Search Sites

In this session we will review a number of the thousands of search websites available, use some of them, compare the results and use filtering by date and using boolean like operators. First we will review how the results you get when you search are ascertained by "spiders" / "webcrawlers" and what these programs do on the web to get your results.

For this session you might send me what you might like us to search for using the various search engines. What you send me via email need not be related to any of your cases or legal work, but topics of interest to you that might be fun for us to research.

What are "spiders" and what do they look for when indexing websites?
- To find information on the trillions of Web pages that exist, a search engine employs special software robots, called spiders, to build lists of the words found on Web sites. When a spider is building its lists, the process is called Webcrawling.
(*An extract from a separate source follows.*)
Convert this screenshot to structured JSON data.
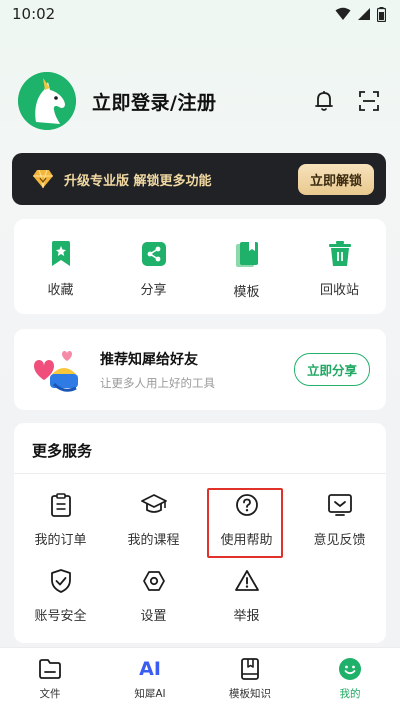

We will look at the html code of some websites to see where the programmers of the site have placed meta keywords for the spiders to capture and put in the index.
- here is an example of the code on the Organization of Legal Professionals home page:
- <meta name="Keywords" content="CLE, continuing legal education, E-Discovery certification, EDD, electronic data discovery, litigation webinars, professional development, law education & support, training & certification exams, CLE requirements, online continuing legal education, law seminars & training, The Organization of Legal Professionals, OLP, ediscovery, law vendors, compliance courses, in-house legal department, CPE, continuing professional education, lawyer assistant, litigation support survey, ALSP, Association of Legal Support Professionals, e-discovery training, Chere Estrin"/><meta name="Description" content="The Organization of Legal Professionals is an organization dedicated to higher continuing legal education and certification exams. We offer comprehensive webinars, online courses, and training for litigation support, trial presentation, and E-Discovery. The OLP also offers the first online litigation support salary & utilization survey designed to give employees inside information to move your career forward." /><link rel="search" type="application/opensearchdescription+xml" title="theolp.wildapricot.org" href="/opensearch.ashx" /></head>

- Before a search engine can tell you where a file or document is, it must be found. To find information on the hundreds of millions of Web pages that exist, a search engine employs special software robots, called spiders, to build lists of the words found on Web sites. When a spider is building its lists, the process is called Web crawling. In order to build and maintain a useful list of words, a search engine's spiders have to look at a lot of pages.
- How does any spider start its travels over the Web? The usual starting points are lists of heavily used servers and very popular pages. The spider program will begin with a popular site, indexing the words on its pages and following every link found within the site. In this way, the spidering system quickly begins to travel, spreading out across the most widely used portions of the Web.
- Google began as an academic search engine. In the paper that describes how the system was built, Sergey Brin and Lawrence Page give an example of how quickly their spiders can work. They built their initial system to use multiple spiders, usually three at one time. Each spider could keep about 300 connections to Web pages open at a time. At its peak performance, using four spiders, their system could crawl over 100 pages per second, generating around 600 kilobytes of data each second.
- Keeping everything running quickly meant building a system to feed necessary information to the spiders. The early Google system had a server dedicated to providing URLs to the spiders. Rather than depending on an Internet service provider for the domain name server (DNS) that translates a server's name into an address, Google had its own DNS, in order to keep delays to a minimum.
- When the Google spider looked at an HTML page, it took note of two things:
  - The words within the page
  - Where the words were found
- Words occurring in the title, subtitles, meta tags and other positions of relative importance were noted for special consideration during a subsequent user search. The Google spider was built to index every significant word on a page, leaving out the articles "a," "an" and "the." Other spiders take different approaches.
- These different approaches usually attempt to make the spider operate faster, allow users to search more efficiently, or both. For example, some spiders will keep track of the words in the title, sub-headings and links, along with the 100 most frequently used words on the page and each word in the first 20 lines of text. Lycos is said to use this approach to spidering the Web.
- Other systems, such as AltaVista, go in the other direction, indexing every single word on a page, including "a," "an," "the" and other "insignificant" words. The push to completeness in this approach is matched by other systems in the attention given to the unseen portion of the Web page, the meta tags.

Google
Google Scholar
Bing
DogPile
DuckDuckGo
Yahoo
BeenVerified
TruthFinder
CheckMate
PeopleChecker
Intelius
Swoogle

Alexa is a global ranking system that utilizes web traffic data to compile a list of the most popular websites, the Alexa Rank. The lower your Alexa rank, the more popular (for example, a site with the rank of 1 has the most visitors on the internet). Many of these search sites no longer exist.